検査値は生化学や免疫血清などのジャンル毎に分類しているものが多いですが、「肝臓に関する検査値」など、臓器別にまとめてあるものがあれば覚えやすく復習しやすいです。インスタで「検査値」と検索するとわかりやすいものが出てくるので、参考にしてみてください。ただ個人の方が描かれている物が多く信憑性については保証出来ないので、病院のデータや書籍などで二重確認すると安心です。

この書籍は、病態からこういう検査値の異常が出るのはなぜか?という点に焦点をあてて解説しています。
文章が多めですが読み応えがあるので、じっくりと勉強したい人にはおすすめです。
- 医師カルテから検査値の異常値を確認して、現在の病態や治療の意味を理解できるようになった!

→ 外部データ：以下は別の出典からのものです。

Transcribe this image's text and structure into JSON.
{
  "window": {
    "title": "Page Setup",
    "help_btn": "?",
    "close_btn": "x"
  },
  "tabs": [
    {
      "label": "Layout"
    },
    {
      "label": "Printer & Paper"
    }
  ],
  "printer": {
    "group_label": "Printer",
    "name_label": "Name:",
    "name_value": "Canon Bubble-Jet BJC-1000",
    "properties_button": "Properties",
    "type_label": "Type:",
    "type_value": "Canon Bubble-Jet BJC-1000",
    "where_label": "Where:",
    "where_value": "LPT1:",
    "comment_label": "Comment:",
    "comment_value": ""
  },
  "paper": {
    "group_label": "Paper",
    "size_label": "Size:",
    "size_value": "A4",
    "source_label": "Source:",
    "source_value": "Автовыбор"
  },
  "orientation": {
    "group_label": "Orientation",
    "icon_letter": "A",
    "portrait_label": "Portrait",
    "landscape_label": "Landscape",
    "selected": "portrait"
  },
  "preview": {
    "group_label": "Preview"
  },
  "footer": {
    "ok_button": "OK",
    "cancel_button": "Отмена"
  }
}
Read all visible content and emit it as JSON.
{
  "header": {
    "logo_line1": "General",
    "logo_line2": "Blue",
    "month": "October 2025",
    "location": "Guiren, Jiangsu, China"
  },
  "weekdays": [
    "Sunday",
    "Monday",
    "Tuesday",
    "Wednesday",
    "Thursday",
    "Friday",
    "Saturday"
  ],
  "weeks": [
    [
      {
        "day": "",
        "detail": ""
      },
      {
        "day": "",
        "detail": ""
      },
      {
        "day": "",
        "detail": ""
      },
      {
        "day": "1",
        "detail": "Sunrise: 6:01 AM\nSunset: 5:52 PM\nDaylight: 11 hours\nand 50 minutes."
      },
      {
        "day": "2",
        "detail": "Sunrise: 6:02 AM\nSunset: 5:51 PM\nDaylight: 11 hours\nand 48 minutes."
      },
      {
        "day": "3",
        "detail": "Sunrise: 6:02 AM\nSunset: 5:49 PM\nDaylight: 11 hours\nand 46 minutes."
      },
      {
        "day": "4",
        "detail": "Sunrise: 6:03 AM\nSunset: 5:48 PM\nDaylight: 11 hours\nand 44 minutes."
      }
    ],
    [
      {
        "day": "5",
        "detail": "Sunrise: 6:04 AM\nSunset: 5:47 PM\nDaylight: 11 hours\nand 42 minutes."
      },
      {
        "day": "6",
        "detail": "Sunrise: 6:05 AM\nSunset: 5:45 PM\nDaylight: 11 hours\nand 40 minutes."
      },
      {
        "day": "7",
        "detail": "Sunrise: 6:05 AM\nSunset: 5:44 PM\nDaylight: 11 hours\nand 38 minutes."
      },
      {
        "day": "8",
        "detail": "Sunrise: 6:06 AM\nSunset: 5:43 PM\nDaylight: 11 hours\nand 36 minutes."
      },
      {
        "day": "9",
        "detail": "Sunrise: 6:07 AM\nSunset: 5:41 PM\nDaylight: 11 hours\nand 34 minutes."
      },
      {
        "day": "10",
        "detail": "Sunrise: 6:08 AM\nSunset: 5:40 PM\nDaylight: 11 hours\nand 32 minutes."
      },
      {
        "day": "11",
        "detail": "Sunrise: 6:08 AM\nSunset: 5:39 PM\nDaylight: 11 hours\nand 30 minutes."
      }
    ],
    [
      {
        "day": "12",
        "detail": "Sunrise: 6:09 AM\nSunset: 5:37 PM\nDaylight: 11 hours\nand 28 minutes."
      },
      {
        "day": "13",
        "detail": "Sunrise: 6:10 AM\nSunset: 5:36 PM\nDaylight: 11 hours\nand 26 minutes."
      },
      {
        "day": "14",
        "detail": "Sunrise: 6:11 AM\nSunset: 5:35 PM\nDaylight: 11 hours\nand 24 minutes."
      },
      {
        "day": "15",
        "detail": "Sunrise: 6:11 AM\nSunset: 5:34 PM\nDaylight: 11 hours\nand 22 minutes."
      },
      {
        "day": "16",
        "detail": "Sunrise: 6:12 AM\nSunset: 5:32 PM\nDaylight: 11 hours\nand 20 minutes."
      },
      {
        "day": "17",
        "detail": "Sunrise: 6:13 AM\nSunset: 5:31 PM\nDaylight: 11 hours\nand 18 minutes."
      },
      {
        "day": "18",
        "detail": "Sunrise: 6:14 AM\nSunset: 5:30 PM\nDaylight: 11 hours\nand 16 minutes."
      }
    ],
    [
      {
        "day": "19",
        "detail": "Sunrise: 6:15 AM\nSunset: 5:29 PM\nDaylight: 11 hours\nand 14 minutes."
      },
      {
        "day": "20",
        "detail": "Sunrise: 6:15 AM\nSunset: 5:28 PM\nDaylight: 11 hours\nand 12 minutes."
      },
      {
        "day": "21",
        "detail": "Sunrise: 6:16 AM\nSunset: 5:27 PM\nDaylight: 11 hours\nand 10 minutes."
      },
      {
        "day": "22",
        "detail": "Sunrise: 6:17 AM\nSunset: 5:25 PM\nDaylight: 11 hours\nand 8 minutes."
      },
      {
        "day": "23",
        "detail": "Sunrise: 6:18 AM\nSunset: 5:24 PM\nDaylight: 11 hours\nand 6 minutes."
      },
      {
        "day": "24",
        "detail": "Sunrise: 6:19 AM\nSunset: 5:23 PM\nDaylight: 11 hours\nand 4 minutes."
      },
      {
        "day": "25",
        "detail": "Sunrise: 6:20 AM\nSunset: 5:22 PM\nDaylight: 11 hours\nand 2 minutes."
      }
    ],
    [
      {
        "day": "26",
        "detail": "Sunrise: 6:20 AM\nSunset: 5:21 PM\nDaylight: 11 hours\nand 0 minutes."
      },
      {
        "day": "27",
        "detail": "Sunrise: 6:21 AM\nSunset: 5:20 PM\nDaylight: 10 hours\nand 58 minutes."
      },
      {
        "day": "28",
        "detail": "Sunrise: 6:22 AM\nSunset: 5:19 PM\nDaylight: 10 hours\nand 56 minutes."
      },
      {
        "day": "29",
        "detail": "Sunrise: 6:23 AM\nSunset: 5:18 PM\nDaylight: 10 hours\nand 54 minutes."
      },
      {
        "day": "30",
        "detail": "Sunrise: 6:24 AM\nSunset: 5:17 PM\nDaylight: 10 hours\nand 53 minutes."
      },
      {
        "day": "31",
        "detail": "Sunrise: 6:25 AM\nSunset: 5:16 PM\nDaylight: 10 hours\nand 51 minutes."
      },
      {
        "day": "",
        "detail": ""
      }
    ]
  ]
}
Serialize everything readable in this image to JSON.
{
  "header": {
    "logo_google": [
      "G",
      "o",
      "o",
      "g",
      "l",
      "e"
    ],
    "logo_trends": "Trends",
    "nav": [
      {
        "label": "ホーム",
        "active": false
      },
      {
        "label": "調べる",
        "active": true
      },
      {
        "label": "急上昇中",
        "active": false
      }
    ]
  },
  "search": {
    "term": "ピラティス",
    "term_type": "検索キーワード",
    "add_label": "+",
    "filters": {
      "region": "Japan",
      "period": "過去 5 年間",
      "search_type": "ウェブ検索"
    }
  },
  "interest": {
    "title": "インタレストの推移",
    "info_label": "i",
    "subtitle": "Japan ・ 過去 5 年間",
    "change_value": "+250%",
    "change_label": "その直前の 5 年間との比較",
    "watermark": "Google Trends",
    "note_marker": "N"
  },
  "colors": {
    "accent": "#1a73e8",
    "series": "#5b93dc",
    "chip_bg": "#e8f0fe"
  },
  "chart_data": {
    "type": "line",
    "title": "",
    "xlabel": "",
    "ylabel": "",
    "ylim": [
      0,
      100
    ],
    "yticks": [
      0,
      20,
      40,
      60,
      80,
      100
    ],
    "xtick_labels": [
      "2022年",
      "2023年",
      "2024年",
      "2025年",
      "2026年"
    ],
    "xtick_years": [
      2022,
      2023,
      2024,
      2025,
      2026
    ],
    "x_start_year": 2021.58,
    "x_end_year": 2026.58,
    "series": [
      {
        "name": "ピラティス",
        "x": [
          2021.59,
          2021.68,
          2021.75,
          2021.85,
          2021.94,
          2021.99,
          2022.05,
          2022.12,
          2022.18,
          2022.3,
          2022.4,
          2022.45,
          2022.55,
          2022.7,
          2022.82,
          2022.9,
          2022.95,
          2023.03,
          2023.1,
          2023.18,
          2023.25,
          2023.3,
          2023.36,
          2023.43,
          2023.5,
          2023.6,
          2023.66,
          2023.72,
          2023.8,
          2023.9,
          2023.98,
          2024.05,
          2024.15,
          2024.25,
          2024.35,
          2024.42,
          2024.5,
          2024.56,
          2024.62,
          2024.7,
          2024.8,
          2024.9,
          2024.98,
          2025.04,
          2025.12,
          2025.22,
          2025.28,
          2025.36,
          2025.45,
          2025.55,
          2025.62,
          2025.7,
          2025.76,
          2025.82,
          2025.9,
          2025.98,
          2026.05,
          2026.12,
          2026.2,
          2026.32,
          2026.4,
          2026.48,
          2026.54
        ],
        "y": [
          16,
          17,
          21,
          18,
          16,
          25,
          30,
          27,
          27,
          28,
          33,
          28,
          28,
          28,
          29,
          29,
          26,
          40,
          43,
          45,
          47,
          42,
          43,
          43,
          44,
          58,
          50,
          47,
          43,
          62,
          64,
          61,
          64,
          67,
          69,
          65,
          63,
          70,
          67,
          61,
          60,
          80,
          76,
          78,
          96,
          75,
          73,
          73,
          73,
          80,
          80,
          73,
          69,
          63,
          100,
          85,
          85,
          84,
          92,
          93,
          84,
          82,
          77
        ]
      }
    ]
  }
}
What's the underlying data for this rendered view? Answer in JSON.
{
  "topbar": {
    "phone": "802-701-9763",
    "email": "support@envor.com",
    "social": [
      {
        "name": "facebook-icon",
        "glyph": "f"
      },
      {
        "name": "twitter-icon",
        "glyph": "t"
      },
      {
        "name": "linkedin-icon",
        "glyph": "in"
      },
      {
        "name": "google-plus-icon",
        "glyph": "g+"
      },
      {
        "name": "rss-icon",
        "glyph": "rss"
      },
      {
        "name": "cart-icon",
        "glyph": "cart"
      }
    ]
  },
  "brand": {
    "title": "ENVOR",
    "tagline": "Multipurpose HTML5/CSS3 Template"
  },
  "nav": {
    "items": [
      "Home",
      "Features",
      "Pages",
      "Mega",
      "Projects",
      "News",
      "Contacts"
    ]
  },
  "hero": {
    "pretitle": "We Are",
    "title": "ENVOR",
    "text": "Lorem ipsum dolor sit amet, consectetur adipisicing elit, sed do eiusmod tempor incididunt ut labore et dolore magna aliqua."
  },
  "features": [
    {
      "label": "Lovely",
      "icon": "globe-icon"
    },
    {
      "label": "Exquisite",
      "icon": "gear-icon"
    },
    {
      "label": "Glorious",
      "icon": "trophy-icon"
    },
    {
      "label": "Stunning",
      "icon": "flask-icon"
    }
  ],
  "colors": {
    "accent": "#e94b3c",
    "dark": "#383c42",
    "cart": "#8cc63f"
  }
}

- 血液データから検査値の異常値を発見、アセスメントをして、病態の理解に繋げられた!
こんなふうに検査データを読み解いて使いこなせるようになれると嬉しいですね。
覚え直した知識、新しく知った知識は現場ですぐ使える

10年以上看護の仕事をしていて思うのが、看護の現場では学んだ知識を仕事で生かせる場面がすぐに来るということです。
「このあいだ仕入れた知識のおかげで、今日の患者さんの治療について理解が進んだ」
「患者さんに知識を還元して、痛みや不安を和らげる手伝いが出来た」
そう感じることが本当に多いのです。
知識が実践で使えると嬉しいですし、感謝されればやりがいにも繋がります。
仕事がスムーズに進んで時間短縮にも繋がれば、定時退勤に近づくという我々のメリットにもなります。
やるべき勉強量が多いとつい億劫になりがちですが、この知識・技術チェックリストがみなさまの復習・勉強の助けになれば幸いです。